Une légende raconte…

Une légende[1] raconte qu’un jour, il y a très, très longtemps, un pêcheur désespérait de trouver sa nourriture dans des eaux autrefois fécondes. Las, il lança une dernière fois son filet en rêvant de quelques poissons bien charnus. Soudain, le filet devint lourd et le pêcheur ravi jeta ses dernières forces dans la bataille. En remontant son piège, il découvrit un tout petit corps recroquevillé. En ouvrant les yeux, cet enfant lui dit :

” Aucun homme ne voit ce qui le soutient…

Si faible et si petit que je sois,

Sur la rive balayée par l’écume de l’Océan, au jour de la peine,

Je te serai plus utile que trois cents saumons. “

Nombre d’histoires et de mythes rapportent l’intervention miraculeuse d’un enfant dans la destinée humaine. L’image de l’enfant peuple notre inconscient collectif et aucune contrée au monde n’échappe à sa puissance évocatrice. Elle rappelle l’existence de l’être enfantin au cœur de chaque adulte. On le nomme couramment l’enfant intérieur. Qui est-il ? Pourquoi restons-nous le plus souvent sourds à son appel ? Quelle promesse porte-t-il en son sein ? Quelle place lui accorder dans notre vie adulte ?

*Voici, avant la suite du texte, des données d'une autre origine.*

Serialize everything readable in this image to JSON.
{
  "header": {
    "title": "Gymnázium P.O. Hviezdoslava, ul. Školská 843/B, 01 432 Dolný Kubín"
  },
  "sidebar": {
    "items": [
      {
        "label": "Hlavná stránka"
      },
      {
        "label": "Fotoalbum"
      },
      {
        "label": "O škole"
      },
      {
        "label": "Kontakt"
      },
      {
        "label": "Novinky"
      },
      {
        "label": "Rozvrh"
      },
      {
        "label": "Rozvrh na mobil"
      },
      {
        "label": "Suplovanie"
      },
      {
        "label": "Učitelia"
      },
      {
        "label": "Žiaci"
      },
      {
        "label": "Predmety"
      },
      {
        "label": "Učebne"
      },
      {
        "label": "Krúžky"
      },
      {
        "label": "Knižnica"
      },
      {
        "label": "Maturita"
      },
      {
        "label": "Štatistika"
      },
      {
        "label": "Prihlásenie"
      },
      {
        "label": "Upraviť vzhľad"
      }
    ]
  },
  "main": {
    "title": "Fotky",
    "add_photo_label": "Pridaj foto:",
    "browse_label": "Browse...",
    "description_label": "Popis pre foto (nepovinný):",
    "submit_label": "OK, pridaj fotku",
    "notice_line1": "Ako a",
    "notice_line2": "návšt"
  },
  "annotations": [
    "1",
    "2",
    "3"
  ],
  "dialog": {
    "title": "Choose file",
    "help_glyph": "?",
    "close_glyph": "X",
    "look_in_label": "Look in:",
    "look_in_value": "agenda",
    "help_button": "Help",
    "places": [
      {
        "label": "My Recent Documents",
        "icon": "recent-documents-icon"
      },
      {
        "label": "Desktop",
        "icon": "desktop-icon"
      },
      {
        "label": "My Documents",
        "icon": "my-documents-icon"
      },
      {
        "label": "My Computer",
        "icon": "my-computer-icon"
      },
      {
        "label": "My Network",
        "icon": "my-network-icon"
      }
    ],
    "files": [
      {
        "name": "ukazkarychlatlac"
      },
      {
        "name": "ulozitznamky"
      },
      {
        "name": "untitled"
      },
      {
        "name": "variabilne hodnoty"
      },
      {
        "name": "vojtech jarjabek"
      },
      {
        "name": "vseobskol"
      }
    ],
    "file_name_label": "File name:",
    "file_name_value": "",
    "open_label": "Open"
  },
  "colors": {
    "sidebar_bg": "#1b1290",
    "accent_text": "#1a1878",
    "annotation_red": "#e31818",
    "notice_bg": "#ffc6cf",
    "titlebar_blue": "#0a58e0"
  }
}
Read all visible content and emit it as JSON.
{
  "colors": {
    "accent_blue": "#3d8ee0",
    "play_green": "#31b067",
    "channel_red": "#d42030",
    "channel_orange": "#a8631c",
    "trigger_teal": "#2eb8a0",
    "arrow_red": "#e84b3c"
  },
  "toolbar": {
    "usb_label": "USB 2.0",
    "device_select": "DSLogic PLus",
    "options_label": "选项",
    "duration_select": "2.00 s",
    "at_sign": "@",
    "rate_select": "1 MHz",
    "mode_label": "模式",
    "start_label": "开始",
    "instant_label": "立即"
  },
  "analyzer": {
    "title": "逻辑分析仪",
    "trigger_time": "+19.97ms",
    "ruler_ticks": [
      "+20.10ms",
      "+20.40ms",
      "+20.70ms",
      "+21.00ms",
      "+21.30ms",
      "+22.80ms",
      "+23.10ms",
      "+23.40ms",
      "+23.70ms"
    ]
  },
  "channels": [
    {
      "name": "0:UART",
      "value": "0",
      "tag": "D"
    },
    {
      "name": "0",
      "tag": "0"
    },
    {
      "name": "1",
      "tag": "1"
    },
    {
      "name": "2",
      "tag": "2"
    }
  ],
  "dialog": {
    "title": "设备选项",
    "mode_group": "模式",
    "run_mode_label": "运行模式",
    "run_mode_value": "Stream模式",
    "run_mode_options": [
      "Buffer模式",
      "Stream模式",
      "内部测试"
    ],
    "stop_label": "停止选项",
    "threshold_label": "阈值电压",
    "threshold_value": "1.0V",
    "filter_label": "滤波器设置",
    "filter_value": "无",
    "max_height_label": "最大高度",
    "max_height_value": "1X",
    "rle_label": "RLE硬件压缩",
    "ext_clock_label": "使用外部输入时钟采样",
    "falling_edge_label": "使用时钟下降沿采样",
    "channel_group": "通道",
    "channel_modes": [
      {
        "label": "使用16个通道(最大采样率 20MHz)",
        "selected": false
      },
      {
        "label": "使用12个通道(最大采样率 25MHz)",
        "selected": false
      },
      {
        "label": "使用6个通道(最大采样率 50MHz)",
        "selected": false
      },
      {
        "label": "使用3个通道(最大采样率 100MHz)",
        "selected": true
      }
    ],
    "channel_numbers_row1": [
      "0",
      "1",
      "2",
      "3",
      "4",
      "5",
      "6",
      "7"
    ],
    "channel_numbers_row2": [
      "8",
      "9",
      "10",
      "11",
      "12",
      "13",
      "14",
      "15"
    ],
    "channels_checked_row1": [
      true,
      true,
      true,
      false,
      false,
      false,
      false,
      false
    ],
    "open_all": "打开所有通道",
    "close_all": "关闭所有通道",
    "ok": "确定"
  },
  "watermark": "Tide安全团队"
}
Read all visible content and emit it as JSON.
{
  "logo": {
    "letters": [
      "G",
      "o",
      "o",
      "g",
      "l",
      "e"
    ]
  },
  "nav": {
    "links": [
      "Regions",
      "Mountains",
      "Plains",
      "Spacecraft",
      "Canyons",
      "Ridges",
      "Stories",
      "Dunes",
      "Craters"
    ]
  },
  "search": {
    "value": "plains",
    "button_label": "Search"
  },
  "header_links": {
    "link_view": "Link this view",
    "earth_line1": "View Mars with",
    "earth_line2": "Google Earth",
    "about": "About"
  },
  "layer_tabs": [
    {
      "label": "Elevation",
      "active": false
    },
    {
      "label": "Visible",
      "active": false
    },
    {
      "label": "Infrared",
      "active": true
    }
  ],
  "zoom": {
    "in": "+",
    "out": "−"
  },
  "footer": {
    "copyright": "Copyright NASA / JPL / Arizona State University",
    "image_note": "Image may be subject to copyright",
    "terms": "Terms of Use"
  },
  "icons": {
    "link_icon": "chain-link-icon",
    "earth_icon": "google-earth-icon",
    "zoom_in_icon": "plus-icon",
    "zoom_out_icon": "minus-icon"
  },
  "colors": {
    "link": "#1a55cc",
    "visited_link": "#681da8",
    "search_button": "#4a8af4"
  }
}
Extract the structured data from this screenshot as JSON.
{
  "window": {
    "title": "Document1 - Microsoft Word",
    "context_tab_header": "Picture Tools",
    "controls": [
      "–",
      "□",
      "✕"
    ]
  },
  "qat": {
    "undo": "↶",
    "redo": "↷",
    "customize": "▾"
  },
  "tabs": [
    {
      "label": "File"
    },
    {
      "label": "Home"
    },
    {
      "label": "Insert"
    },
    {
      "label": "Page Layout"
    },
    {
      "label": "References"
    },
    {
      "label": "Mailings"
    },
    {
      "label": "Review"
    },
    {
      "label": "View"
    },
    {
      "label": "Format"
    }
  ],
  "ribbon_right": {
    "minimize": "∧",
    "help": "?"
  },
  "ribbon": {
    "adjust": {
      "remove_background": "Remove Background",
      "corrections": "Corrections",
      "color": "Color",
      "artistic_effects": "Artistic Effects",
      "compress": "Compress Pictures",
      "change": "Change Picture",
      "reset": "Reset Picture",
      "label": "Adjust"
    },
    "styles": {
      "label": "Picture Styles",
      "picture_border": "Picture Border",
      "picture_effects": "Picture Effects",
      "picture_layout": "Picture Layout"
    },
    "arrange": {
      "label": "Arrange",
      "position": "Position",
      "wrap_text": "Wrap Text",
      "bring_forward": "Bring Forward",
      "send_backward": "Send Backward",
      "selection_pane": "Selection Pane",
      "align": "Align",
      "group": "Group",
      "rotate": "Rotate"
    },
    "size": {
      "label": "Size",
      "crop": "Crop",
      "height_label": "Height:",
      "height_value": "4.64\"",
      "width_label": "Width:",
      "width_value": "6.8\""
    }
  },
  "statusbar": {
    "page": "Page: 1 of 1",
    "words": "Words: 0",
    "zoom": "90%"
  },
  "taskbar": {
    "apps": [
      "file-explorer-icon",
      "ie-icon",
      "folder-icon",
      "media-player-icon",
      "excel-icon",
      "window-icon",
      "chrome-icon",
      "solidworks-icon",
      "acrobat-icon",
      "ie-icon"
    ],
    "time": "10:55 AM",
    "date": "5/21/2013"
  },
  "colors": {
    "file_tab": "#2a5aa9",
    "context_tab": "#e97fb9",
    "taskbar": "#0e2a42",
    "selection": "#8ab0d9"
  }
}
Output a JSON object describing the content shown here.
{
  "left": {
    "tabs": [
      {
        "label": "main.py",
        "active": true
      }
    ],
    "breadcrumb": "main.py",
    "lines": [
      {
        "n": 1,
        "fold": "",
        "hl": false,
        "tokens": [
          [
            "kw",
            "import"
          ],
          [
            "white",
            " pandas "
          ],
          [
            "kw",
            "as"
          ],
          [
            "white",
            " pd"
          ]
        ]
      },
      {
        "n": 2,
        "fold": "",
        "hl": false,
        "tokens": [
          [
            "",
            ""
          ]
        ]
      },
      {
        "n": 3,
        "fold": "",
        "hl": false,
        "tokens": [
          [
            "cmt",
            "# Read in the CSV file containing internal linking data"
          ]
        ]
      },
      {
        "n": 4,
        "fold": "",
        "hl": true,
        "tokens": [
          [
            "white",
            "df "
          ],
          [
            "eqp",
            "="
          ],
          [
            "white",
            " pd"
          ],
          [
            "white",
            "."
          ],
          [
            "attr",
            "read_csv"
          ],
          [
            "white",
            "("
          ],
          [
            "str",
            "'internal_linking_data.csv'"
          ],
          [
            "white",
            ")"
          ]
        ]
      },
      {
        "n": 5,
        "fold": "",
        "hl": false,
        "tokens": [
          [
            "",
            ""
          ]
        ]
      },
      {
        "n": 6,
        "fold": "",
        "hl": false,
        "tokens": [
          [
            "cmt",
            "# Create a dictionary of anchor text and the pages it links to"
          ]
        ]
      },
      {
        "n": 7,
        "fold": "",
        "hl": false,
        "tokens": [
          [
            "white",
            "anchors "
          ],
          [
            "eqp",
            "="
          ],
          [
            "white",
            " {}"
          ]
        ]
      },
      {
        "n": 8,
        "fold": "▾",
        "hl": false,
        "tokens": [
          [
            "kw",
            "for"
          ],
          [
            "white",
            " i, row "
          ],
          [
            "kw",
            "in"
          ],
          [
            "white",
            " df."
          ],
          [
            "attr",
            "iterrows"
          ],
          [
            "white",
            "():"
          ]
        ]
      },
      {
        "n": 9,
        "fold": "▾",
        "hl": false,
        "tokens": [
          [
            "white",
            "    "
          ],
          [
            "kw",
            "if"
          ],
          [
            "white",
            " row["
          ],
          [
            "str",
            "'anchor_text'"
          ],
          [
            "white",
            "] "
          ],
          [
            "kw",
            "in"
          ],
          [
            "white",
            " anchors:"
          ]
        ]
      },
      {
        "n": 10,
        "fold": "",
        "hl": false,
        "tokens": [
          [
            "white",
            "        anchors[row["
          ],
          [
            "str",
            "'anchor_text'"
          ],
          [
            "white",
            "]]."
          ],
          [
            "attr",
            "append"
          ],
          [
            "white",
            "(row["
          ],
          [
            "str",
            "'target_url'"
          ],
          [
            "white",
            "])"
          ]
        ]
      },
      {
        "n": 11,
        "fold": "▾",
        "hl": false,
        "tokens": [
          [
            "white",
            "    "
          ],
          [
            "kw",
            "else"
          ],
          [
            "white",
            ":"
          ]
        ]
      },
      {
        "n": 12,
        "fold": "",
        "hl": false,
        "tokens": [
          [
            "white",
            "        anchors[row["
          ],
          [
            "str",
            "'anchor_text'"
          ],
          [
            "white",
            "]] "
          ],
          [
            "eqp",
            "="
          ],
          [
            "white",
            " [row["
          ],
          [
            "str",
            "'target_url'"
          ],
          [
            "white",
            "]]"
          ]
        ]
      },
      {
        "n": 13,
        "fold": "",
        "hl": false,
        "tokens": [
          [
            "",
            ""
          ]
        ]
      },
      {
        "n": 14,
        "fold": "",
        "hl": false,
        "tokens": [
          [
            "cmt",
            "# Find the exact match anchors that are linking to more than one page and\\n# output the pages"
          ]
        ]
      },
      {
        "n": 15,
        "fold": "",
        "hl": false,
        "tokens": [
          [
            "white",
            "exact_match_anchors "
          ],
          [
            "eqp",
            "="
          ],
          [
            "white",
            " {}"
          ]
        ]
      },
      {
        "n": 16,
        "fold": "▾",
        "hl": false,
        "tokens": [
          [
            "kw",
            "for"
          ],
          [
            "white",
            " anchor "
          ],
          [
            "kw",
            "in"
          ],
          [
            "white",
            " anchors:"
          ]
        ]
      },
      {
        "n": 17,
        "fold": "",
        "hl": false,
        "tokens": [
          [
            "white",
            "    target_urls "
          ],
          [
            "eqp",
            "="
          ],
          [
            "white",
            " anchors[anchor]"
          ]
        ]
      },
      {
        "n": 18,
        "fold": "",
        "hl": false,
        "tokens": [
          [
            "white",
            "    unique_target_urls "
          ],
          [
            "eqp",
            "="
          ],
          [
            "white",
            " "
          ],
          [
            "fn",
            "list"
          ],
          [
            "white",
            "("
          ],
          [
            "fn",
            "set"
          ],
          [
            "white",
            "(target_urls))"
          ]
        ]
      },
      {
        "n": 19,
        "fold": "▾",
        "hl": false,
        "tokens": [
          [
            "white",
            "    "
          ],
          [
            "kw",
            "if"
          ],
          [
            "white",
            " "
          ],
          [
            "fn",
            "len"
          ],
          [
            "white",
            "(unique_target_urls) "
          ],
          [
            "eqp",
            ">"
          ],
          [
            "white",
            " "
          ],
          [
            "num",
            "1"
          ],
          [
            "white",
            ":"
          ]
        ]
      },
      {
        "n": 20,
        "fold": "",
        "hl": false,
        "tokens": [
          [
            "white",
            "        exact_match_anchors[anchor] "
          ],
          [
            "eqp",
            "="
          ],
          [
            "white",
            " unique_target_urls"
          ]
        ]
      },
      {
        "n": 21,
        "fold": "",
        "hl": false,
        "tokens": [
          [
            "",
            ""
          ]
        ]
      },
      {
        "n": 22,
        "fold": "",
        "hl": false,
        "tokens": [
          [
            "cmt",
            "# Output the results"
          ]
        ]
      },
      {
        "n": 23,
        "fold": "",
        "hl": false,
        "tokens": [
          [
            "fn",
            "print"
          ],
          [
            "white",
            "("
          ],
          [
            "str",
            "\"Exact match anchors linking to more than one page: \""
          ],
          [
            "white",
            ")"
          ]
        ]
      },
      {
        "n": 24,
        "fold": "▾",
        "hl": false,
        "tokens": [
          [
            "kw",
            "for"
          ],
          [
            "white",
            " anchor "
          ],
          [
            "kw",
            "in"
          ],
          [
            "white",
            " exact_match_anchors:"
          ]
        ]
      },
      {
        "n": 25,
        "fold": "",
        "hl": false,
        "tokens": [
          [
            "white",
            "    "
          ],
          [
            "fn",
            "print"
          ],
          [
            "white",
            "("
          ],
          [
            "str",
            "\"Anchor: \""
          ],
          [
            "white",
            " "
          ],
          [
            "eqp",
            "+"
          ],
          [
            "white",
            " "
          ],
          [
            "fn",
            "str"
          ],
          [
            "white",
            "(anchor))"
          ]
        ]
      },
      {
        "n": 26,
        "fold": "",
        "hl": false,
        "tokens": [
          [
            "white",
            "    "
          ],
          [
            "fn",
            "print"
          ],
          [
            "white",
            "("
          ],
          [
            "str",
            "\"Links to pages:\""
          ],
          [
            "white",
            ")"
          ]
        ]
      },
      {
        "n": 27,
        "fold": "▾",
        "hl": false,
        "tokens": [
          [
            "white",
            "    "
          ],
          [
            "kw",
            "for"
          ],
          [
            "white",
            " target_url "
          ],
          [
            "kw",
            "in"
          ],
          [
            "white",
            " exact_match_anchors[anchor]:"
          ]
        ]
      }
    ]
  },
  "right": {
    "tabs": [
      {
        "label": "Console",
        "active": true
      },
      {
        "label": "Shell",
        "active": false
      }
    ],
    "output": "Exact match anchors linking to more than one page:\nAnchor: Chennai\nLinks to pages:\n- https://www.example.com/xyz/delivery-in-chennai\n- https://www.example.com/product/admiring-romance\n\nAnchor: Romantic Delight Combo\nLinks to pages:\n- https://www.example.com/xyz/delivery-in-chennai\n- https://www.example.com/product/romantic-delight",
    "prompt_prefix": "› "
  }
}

La découverte de l’enfant en soi est vitale. Beaucoup d’adultes refoulent leur enfant intérieur comme ils respirent. Pourtant cette image est bien plus qu’une métaphore du vécu de l’enfance ; elle est une source de reviviscence, d’amour et de félicité. Grand est celui qui retrouve son cœur d’enfant. Aucun adulte ne peut espérer s’accomplir pleinement sans prendre soin de son enfant intérieur.

 

L’histoire de l’enfant intérieur

Pour mieux appréhender qui est l’enfant intérieur, un petit détour historiographique s’impose pour mieux comprendre l’évolution d’un concept qui, bien que central en psychologie, demeure encore méconnu et source de méprises.

La rencontre avec son enfant intérieur est, avant tout, une profonde expérience de résilience permettant de dépasser les souffrances du passé et de rebondir en adoptant des comportements plus justes et plus épanouissantes au quotidien.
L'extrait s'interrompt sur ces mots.